Practically speaking, nowhere near all of the ethane will ever be rejected. If we assume an extreme case of ethane rejection at 50% of total ethane production (use 45% as the estimated recovery percentage, since it is half of 90%), then ethane production drops to 464 Mb/d and the shrinkage volume increases to 2.8 Bcf/d. That would result in a 0.7 Bcf/d increase in natural gas into the market compared to the 90% ethane recovery hack model 3.5 Bcf/d shrinkage. That 0.7Bcf/d increase is the more likely gas market impact of massive ethane rejection. It’s not a trivial volume, but given today’s oversupply conditions not likely to have a massive market impact.
There are all sorts of other experiments you can do with this data that we haven’t time to get into here. In an upcoming blog we’ll look at some historical numbers and current gas processing capacity to see what it takes to estimate the actual percentage of ethane rejection, and whether certain regions are really in for a case of the Tailgate Blues.
Tailgate Blues by Luke Brian is the title track from the album Tailgates and Tanlines released on August 9, 2011. See, we listen to music other than golden oldies.
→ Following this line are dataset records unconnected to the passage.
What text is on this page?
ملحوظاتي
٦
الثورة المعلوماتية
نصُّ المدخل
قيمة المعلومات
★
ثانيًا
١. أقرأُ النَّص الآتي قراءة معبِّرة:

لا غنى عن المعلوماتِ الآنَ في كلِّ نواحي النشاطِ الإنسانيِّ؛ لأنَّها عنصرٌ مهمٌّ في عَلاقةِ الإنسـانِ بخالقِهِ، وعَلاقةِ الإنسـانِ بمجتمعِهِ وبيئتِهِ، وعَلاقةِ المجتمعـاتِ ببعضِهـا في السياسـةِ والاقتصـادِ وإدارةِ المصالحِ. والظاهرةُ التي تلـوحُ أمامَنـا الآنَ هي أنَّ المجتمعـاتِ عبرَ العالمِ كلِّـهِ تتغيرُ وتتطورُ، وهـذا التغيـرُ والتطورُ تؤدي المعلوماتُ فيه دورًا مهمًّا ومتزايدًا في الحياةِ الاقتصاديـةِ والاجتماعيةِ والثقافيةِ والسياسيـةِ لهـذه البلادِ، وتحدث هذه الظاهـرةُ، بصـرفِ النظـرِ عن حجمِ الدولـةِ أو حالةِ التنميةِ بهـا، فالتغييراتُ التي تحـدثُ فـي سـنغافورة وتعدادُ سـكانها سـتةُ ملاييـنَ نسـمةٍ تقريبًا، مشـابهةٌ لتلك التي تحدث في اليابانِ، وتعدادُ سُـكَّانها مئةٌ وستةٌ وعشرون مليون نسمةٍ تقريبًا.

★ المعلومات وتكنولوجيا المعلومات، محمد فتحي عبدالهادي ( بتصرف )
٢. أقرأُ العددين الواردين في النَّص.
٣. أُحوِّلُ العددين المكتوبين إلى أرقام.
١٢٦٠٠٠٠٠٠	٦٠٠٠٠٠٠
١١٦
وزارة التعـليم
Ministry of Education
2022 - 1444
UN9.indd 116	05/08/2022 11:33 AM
Each business day RBN Energy releases the Daily Energy Post covering some aspect of energy market dynamics. Receive the morning RBN Energy email by signing up for the RBN Energy Network. |
Comments
Ethane Rejection Economics
Hello Rusty,
Great write-up as always. Your ethane rejection scenario in this blog series describes a POP processing structure where the producer and processor are mutually incentivized to act economically with respect to ethane extraction. From the producer's perspective, do the ethane rejection/extraction economics change in a fee-based processing structure where a producer is paying a $/MMBtu processing fee on plant inlet volumes and receiving a 100% POP for residue gas and NGLs? Or is the ethane rejection/extraction decision still just based on the net MMBtu value of ethane vs resdiue gas at the plant? I didn't know if the $/MMBtu processing fee on plant inlet volumes in a fee based processing structure acted as a kind of sunk cost to the producer?